Recent murine studies suggest that basophils help to expel helminths. Additionally, other animal models have suggested that basophils participate in the resistance of ectoparasitic ticks. Studies have linked basophils to the sensitization phase in EoE and the late-phase response in allergic rhinitis, asthma and allergic contact dermatitis. Basophils have also been implicated in a unique IgG-mediated mechanism of anaphylaxis in mice. It appears that this mechanism of anaphylaxis is dependent upon IgG, macrophages and platelet-activating factor (PAF). Elegant mouse studies have demonstrated that mice deficient in IgE, FcεRI and mast cells still experience anaphylaxis via an IgG-mediated process. However, IgG-mediated anaphylaxis is abolished in basophil-deficient mice. Further investigations are needed to define the role of basophils in this newly described anaphylactic pathway.

Macrophages

Macrophages are tissue-dwelling cells that originate from hematopoietic stem cells in the bone marrow and are subsequently derived from circulating blood monocytes. Under healthy conditions, bone marrow colony-forming cells rapidly progress through monoblast and promonocyte stages to monocytes, which subsequently enter the bloodstream for about 3 days, where they account for about 5% of circulating leukocytes in most species. On entering various tissues, monocytes terminally differentiate into morphologically, histochemically and functionally distinct tissue macrophage populations that have the capacity to survive for several months. Tissue-specific populations of macrophages include dendritic cells (skin, gut), Kupffer cells (liver) and alveolar macrophages (lung). Macrophage colony-stimulating factor (M-CSF) 1 promotes monocyte differentiation into macrophages, and mice with a genetic mutation in Csf1 have a deficiency of tissue macrophages. In addition, GM-CSF promotes the survival, differentiation, proliferation and function of myeloid progenitors, as well as the proliferation and function of macrophages.
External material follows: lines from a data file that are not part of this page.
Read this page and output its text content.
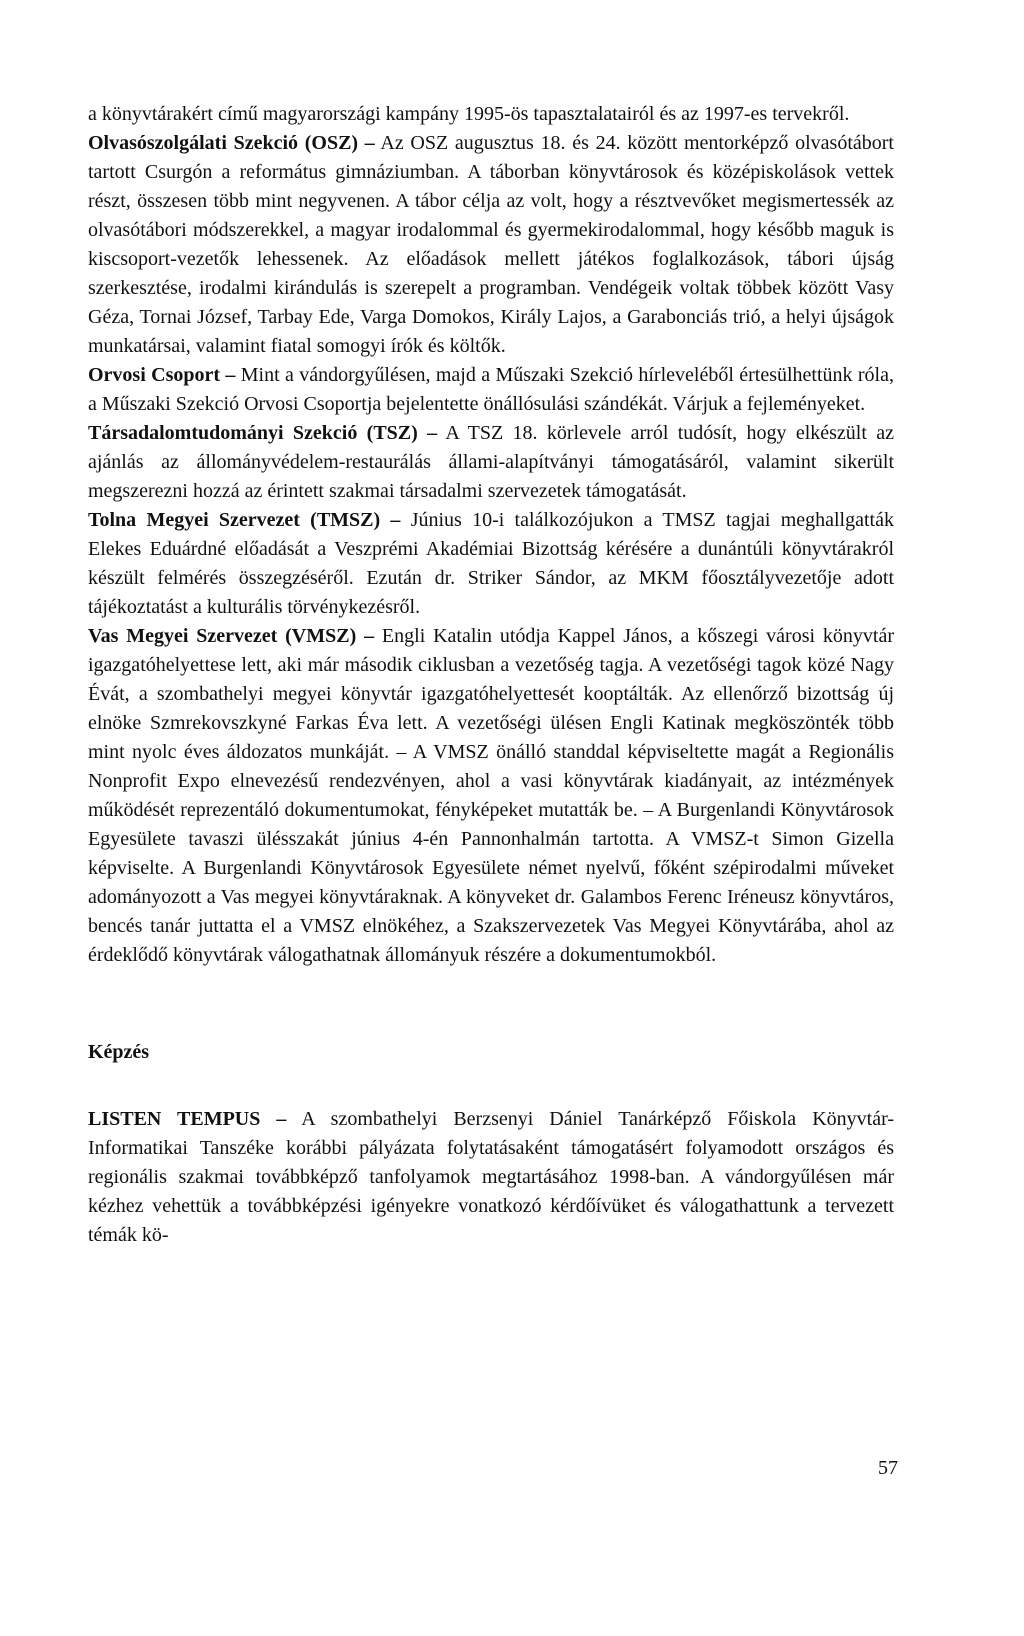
a könyvtárakért című magyarországi kampány 1995-ös tapasztalatairól és az 1997-es tervekről.

Olvasószolgálati Szekció (OSZ) – Az OSZ augusztus 18. és 24. között mentorképző olvasótábort tartott Csurgón a református gimnáziumban. A táborban könyvtárosok és középiskolások vettek részt, összesen több mint negyvenen. A tábor célja az volt, hogy a résztvevőket megismertessék az olvasótábori módszerekkel, a magyar irodalommal és gyermekirodalommal, hogy később maguk is kiscsoport-vezetők lehessenek. Az előadások mellett játékos foglalkozások, tábori újság szerkesztése, irodalmi kirándulás is szerepelt a programban. Vendégeik voltak többek között Vasy Géza, Tornai József, Tarbay Ede, Varga Domokos, Király Lajos, a Garabonciás trió, a helyi újságok munkatársai, valamint fiatal somogyi írók és költők.

Orvosi Csoport – Mint a vándorgyűlésen, majd a Műszaki Szekció hírleveléből értesülhettünk róla, a Műszaki Szekció Orvosi Csoportja bejelentette önállósulási szándékát. Várjuk a fejleményeket.

Társadalomtudományi Szekció (TSZ) – A TSZ 18. körlevele arról tudósít, hogy elkészült az ajánlás az állományvédelem-restaurálás állami-alapítványi támogatásáról, valamint sikerült megszerezni hozzá az érintett szakmai társadalmi szervezetek támogatását.

Tolna Megyei Szervezet (TMSZ) – Június 10-i találkozójukon a TMSZ tagjai meghallgatták Elekes Eduárdné előadását a Veszprémi Akadémiai Bizottság kérésére a dunántúli könyvtárakról készült felmérés összegzéséről. Ezután dr. Striker Sándor, az MKM főosztályvezetője adott tájékoztatást a kulturális törvénykezésről.

Vas Megyei Szervezet (VMSZ) – Engli Katalin utódja Kappel János, a kőszegi városi könyvtár igazgatóhelyettese lett, aki már második ciklusban a vezetőség tagja. A vezetőségi tagok közé Nagy Évát, a szombathelyi megyei könyvtár igazgatóhelyettesét kooptálták. Az ellenőrző bizottság új elnöke Szmrekovszkyné Farkas Éva lett. A vezetőségi ülésen Engli Katinak megköszönték több mint nyolc éves áldozatos munkáját. – A VMSZ önálló standdal képviseltette magát a Regionális Nonprofit Expo elnevezésű rendezvényen, ahol a vasi könyvtárak kiadányait, az intézmények működését reprezentáló dokumentumokat, fényképeket mutatták be. – A Burgenlandi Könyvtárosok Egyesülete tavaszi ülésszakát június 4-én Pannonhalmán tartotta. A VMSZ-t Simon Gizella képviselte. A Burgenlandi Könyvtárosok Egyesülete német nyelvű, főként szépirodalmi műveket adományozott a Vas megyei könyvtáraknak. A könyveket dr. Galambos Ferenc Iréneusz könyvtáros, bencés tanár juttatta el a VMSZ elnökéhez, a Szakszervezetek Vas Megyei Könyvtárába, ahol az érdeklődő könyvtárak válogathatnak állományuk részére a dokumentumokból.

Képzés

LISTEN TEMPUS – A szombathelyi Berzsenyi Dániel Tanárképző Főiskola Könyvtár-Informatikai Tanszéke korábbi pályázata folytatásaként támogatásért folyamodott országos és regionális szakmai továbbképző tanfolyamok megtartásához 1998-ban. A vándorgyűlésen már kézhez vehettük a továbbképzési igényekre vonatkozó kérdőívüket és válogathattunk a tervezett témák kö-

57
Tissue macrophages contribute to innate immunity by virtue of their ability to migrate, phagocytose and kill microorganisms and to recruit and activate other inflammatory cells. By expressing Toll-like receptor mediated pathogen-recognition molecules that induce the release of cytokines capable of programming adaptive immune responses, macrophages provide important links between innate and adaptive immunity. Macrophages also express high- and low-affinity receptors for IgG (FcγRI/II) and complement receptors (CR1) that promote their activation. Activated macrophages produce a variety of pleiotropic proinflammatory cytokines such as IL-1, TNF-α and IL-8, as well as lipid mediators (e.g. leukotrienes and prostaglandins). Notably, macrophages express costimulatory mol­ecules (e.g. CD86) and are potent antigen-presenting cells capable of efficiently activating antigen-specific T cells.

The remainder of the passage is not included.